今天来说说单细胞转录组数据分析细胞的分化,学会这些分析结果,距离发文章就只差样本的选择了,有创新性的样本将成为文章的亮点,并不是分析内容了!



前     言

CytoTRACE (Cellular (Cyto) Trajectory Reconstruction Analysis using gene Counts and Expression)是一种利用单细胞RNA-SEQ数据预测细胞分化状态的计算方法。CytoTRACE利用了一个简单但强大的发育潜力决定因素——每个细胞可检测表达的基因数量,或基因计数。我们已经在跨越315个细胞表型、52个谱系、14个组织类型、9个scRNA-seq平台和5个物种的约150K单细胞转录组上验证了CytoTRACE。

CytoTRACE框架

骨髓分化的CytoTRACE预测

网站的功能

CytoTRACE 运行原理和步骤(1)基因计数:第一步是计算每个细胞中可检测表达的基因数量。这是通过对每个单细胞表达大于零的基因总数求和来完成的。

(2)基因计数特征(GCS):第二步是捕捉表达模式与基因计数相关的基因。这是通过以下步骤完成的:

输入基因表达表被重新调整为每百万转录本 (TPM) 或每百万计数 (CPM)。

将每个单个细胞的转录本总和设置为该细胞中可检测表达的基因总数。这样做是为了将基因表达矩阵转换为相对转录物计数,或细胞裂解物中 mRNA 分子的估计丰度,我们和其他人已经证明这可以改进差异表达基因的检测(Gulati 等人,2020 年;Qiu 等人等,2017)。

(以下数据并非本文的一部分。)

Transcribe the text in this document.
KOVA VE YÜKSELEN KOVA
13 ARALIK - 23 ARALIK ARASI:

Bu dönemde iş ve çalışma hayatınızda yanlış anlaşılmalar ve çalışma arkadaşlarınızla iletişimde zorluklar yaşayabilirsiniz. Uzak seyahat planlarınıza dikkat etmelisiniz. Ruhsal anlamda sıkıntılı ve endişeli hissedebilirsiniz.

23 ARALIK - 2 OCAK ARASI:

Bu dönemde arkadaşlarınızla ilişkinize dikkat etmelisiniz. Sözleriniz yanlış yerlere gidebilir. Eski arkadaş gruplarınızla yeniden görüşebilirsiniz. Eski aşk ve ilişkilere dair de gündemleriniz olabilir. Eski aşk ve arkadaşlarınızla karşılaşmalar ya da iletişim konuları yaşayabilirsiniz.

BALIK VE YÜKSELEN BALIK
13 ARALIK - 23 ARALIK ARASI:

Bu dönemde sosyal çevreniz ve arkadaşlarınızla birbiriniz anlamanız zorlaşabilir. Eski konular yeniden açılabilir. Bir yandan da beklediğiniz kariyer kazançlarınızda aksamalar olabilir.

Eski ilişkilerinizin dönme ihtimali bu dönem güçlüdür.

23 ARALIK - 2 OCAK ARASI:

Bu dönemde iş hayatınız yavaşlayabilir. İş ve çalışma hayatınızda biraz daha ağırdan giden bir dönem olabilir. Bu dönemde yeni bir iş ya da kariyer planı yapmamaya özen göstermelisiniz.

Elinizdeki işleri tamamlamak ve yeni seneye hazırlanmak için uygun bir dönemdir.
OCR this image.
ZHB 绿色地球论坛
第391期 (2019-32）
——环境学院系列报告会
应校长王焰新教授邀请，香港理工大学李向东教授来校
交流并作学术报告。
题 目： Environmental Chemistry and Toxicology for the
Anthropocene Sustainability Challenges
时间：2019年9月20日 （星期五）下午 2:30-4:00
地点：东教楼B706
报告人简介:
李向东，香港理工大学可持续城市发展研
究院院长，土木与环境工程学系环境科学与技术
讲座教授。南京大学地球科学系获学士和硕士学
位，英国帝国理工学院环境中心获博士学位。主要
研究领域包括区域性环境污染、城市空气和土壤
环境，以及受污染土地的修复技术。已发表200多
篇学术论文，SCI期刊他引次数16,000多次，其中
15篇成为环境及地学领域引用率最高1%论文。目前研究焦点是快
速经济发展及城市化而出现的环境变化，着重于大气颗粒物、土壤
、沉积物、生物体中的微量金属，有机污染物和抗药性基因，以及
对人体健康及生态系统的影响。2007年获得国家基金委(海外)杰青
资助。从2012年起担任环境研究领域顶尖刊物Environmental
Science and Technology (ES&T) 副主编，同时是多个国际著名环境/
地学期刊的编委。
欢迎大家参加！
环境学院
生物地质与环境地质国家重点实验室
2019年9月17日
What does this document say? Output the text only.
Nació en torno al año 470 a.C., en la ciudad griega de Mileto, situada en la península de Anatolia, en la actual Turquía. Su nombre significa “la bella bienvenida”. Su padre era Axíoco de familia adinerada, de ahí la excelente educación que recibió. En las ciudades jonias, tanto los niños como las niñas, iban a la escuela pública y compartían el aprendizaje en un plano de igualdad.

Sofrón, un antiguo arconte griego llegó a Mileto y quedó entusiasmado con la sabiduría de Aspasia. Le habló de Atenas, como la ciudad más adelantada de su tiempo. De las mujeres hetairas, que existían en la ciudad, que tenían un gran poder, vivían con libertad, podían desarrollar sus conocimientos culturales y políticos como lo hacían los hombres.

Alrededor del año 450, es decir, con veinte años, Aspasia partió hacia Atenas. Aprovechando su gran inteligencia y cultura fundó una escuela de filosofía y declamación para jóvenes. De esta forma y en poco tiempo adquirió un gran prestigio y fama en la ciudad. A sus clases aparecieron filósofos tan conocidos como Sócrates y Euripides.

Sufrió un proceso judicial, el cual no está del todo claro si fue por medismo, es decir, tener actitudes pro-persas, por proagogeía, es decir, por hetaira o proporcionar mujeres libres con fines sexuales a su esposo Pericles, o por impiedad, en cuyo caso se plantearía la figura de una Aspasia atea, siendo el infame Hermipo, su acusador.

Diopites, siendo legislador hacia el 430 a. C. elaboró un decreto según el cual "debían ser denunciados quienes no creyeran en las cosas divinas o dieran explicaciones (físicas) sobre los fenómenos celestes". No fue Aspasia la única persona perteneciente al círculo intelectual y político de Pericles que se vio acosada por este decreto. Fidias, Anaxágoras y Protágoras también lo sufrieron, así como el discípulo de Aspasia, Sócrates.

生成的表达式矩阵是 log 2归一化的,拟计数为 1。

为了测量每个基因与基因计数的关系,计算每个基因的标准化表达和基因计数之间的 Pearson 相关性。

与基因计数最正相关的前 200 个基因的几何平均表达是基因计数特征 (GCS)。

(3) CytoTRACE:最后一步是通过利用细胞之间的局部相似性并应用两步平滑程序来迭代改进我们对 GCS 向量的估计:

创建我们的最近邻图,我们将归一化的表达矩阵(见上文)转换为马尔可夫过程,以捕捉单元格之间的局部相似性。

使用这个马尔可夫矩阵,然后我们将非负最小二乘回归 (NNLS) 应用到 GCS。这使我们能够将 GCS 表示为马尔可夫矩阵中捕获的不同转录邻域的函数。

应用扩散过程,根据马尔可夫过程的概率结构迭代调整 GCS。注意:这不是 GCS,而是经过 NNLS 调整的 GCS。

结果值在 0 和 1 之间进行排序和缩放,代表细胞的相对分化状态的预测顺序(0,分化程度更高;1,分化程度较低)。

官网提供以下功能:

  1. 分析42个公开可用的带注释的scRNA-seq数据集,用CytoTRACE预先计算;

  2. 预测自定义scRNA-seq数据集中的分化状态;

  3. 预测来自不同平台和发展阶段的多个批次/数据集的分化状态;

  4. 用交互式3D图(包括t-SNE、力向布局和UMAP)可视化预测的分化;

  5. 根据已知表型总结结果;

  6. 识别预测的干细胞和分化相关基因。

软件安装

策划新特性:提供表现型时,箱线图带有plotCytoTRACE功能其他外部生成的值可以使用CytoTRACE使用“otherValue”和“otherName”字段绘制新的plotCytoGenes功能用于绘制与CytoTRACE相关的基因条形图iCytoTRACE现在提供了快速模式,可以通过分析大型数据集来改进运行时改进了所有函数的文档,可以在加载CytoTRACE库后通过R中的函数名访问这些文档由于科学界的建设性反馈,我们修复了几个小错误与最新的R v4.0.0版本兼容使用以下链接下载CytoTRACE R包v0.3.3。

现在,您应该在本地目录(下面称为/PATH/to/directory/)中看到一个名为cytotrace_0.3.3.ar.gz的文件。要将这个包安装到R,打开R (version >= 4.0.0)并运行以下命令:

install.packages("devtools")
devtools::install_local("PATH/TO/DIRECTORY/CytoTRACE_0.3.3.tar.gz")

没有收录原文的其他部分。